SBI Cards, which counts US private equity major Carlyle Group as its backer, raised Rs 2,768.55 crore ($385 million) on Friday from a bunch of anchor investors that included PE firms and sovereign wealth funds such as Singapore’s GIC Pte Ltd, Kuwait Investment Authority and Norway’s Government Pension Fund Global.
At the upper end of the Rs 750-755 price band, SBI Cards is seeking a valuation of Rs 70,891.24 crore ($9.9 billion) via the IPO. The IPO closes on March 5.
The IPO comprises a fresh sale of shares worth Rs 500 crore and a sale of 130.52 million shares by Carlyle and State Bank of India. The PE giant has offered to sell 93.23 million shares, or a little over a third of its 26% stake.

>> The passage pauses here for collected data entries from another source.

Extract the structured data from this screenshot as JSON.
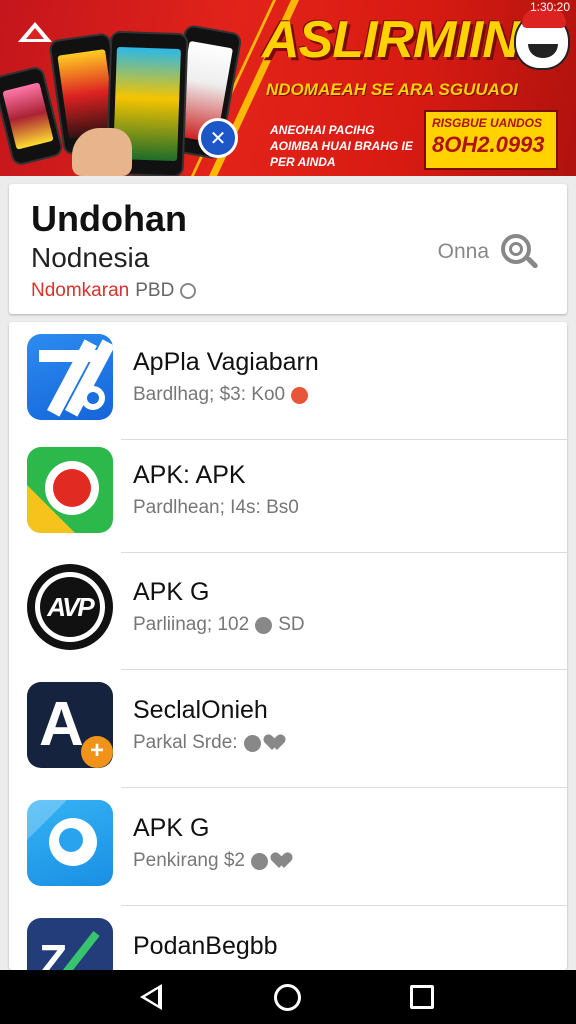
{
  "status_bar": {
    "time": "1:30:20"
  },
  "banner": {
    "title": "ASLIRMIIN",
    "subtitle": "NDOMAEAH SE ARA SGUUAOI",
    "description": "ANEOHAI PACIHG AOIMBA HUAI BRAHG IE PER AINDA",
    "promo_line1": "RISGBUE UANDOS",
    "promo_line2": "8OH2.0993"
  },
  "header": {
    "title": "Undohan",
    "subtitle": "Nodnesia",
    "meta_red": "Ndomkaran",
    "meta_grey": "PBD",
    "action_label": "Onna"
  },
  "apps": [
    {
      "title": "ApPla Vagiabarn",
      "meta": "Bardlhag; $3: Ko0",
      "icon": "slash-app-icon"
    },
    {
      "title": "APK: APK",
      "meta": "Pardlhean; I4s: Bs0",
      "icon": "red-dot-app-icon"
    },
    {
      "title": "APK G",
      "meta": "Parliinag; 102",
      "meta_tail": "SD",
      "icon": "avp-logo-icon"
    },
    {
      "title": "SeclalOnieh",
      "meta": "Parkal Srde:",
      "icon": "a-plus-app-icon"
    },
    {
      "title": "APK G",
      "meta": "Penkirang $2",
      "icon": "phone-app-icon"
    },
    {
      "title": "PodanBegbb",
      "meta": "",
      "icon": "pen-app-icon"
    }
  ],
  "ic_text": {
    "avp": "AVP",
    "a": "A",
    "plus": "+",
    "z": "Z"
  }
}
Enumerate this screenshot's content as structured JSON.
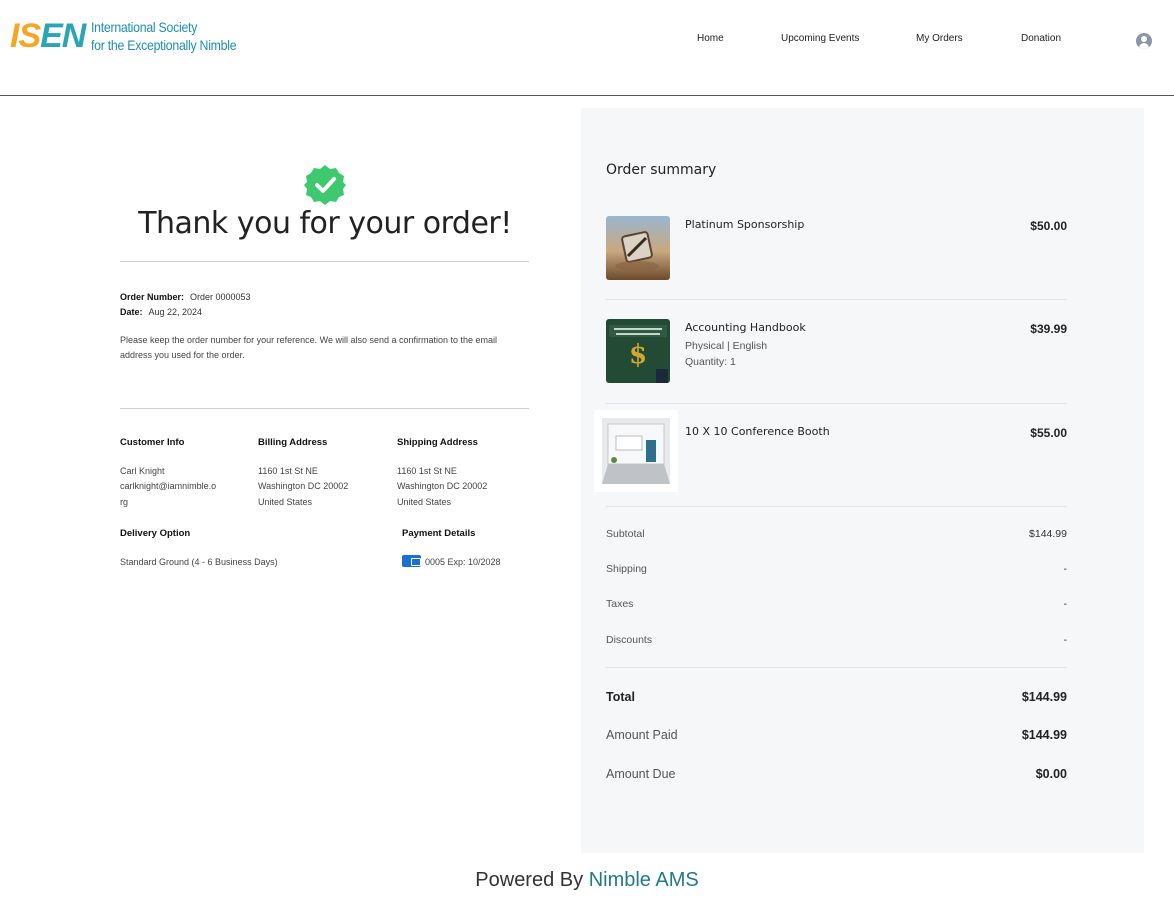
{
  "header": {
    "logo_mark_part1": "IS",
    "logo_mark_part2": "EN",
    "logo_line1": "International Society",
    "logo_line2": "for the Exceptionally Nimble",
    "nav": [
      "Home",
      "Upcoming Events",
      "My Orders",
      "Donation"
    ]
  },
  "confirmation": {
    "title": "Thank you for your order!",
    "order_number_label": "Order Number:",
    "order_number": "Order 0000053",
    "date_label": "Date:",
    "date": "Aug 22, 2024",
    "note": "Please keep the order number for your reference. We will also send a confirmation to the email address you used for the order."
  },
  "customer": {
    "label": "Customer Info",
    "name": "Carl Knight",
    "email_line1": "carlknight@iamnimble.o",
    "email_line2": "rg"
  },
  "billing": {
    "label": "Billing Address",
    "street": "1160 1st St NE",
    "city": "Washington DC 20002",
    "country": "United States"
  },
  "shipping_address": {
    "label": "Shipping Address",
    "street": "1160 1st St NE",
    "city": "Washington DC 20002",
    "country": "United States"
  },
  "delivery": {
    "label": "Delivery Option",
    "value": "Standard Ground (4 - 6 Business Days)"
  },
  "payment": {
    "label": "Payment Details",
    "value": "0005 Exp: 10/2028"
  },
  "summary": {
    "title": "Order summary",
    "items": [
      {
        "name": "Platinum Sponsorship",
        "price": "$50.00"
      },
      {
        "name": "Accounting Handbook",
        "sub1": "Physical | English",
        "sub2": "Quantity: 1",
        "price": "$39.99"
      },
      {
        "name": "10 X 10 Conference Booth",
        "price": "$55.00"
      }
    ],
    "subtotal_label": "Subtotal",
    "subtotal": "$144.99",
    "shipping_label": "Shipping",
    "shipping": "-",
    "taxes_label": "Taxes",
    "taxes": "-",
    "discounts_label": "Discounts",
    "discounts": "-",
    "total_label": "Total",
    "total": "$144.99",
    "paid_label": "Amount Paid",
    "paid": "$144.99",
    "due_label": "Amount Due",
    "due": "$0.00"
  },
  "footer": {
    "prefix": "Powered By",
    "brand": "Nimble AMS"
  },
  "colors": {
    "accent": "#227a8a",
    "success": "#3ec96f",
    "panel": "#f6f7f9"
  }
}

Carlyle had invested in SBI Cards through its fourth Asia buyout fund, which focuses on control deals and makes significant minority investments in established companies across the continent excluding Japan, in 2017.
After the IPO, Carlyle’s 26% stake in SBI Cards will dilute to about 15.9-16%. SBI’s 74% stake will fall to roughly 69.5%, VCCircle estimates show.
SBI Cards will join parent SBI and SBI Life Insurance Company Ltd on the bourses. Another group company, SBI Home Finance Ltd, was also publicly traded earlier but its shares were suspended in October 2005. SBI filed for the unit’s liquidation three years later. SBI General Insurance Co., the non-life insurance arm, was also looking to go public.
SBI Cards, which was incorporated and started operations in 1998, is the second-largest credit-card issuer in terms of number of cards outstanding as well as the amount spent. It had 9.46 million cards outstanding as on September 30 last year. It only trails behind HDFC Bank in terms of the number of cards issued.
Kotak Mahindra Capital Company, Axis Capital, DSP Merrill Lynch (a Bank of America subsidiary that operates in India), HSBC Securities and Capital Markets (India), Nomura Financial Advisory and Securities (India), and SBI Capital Markets are part of the merchant banking syndicate arranging and managing SBI Cards’ IPO.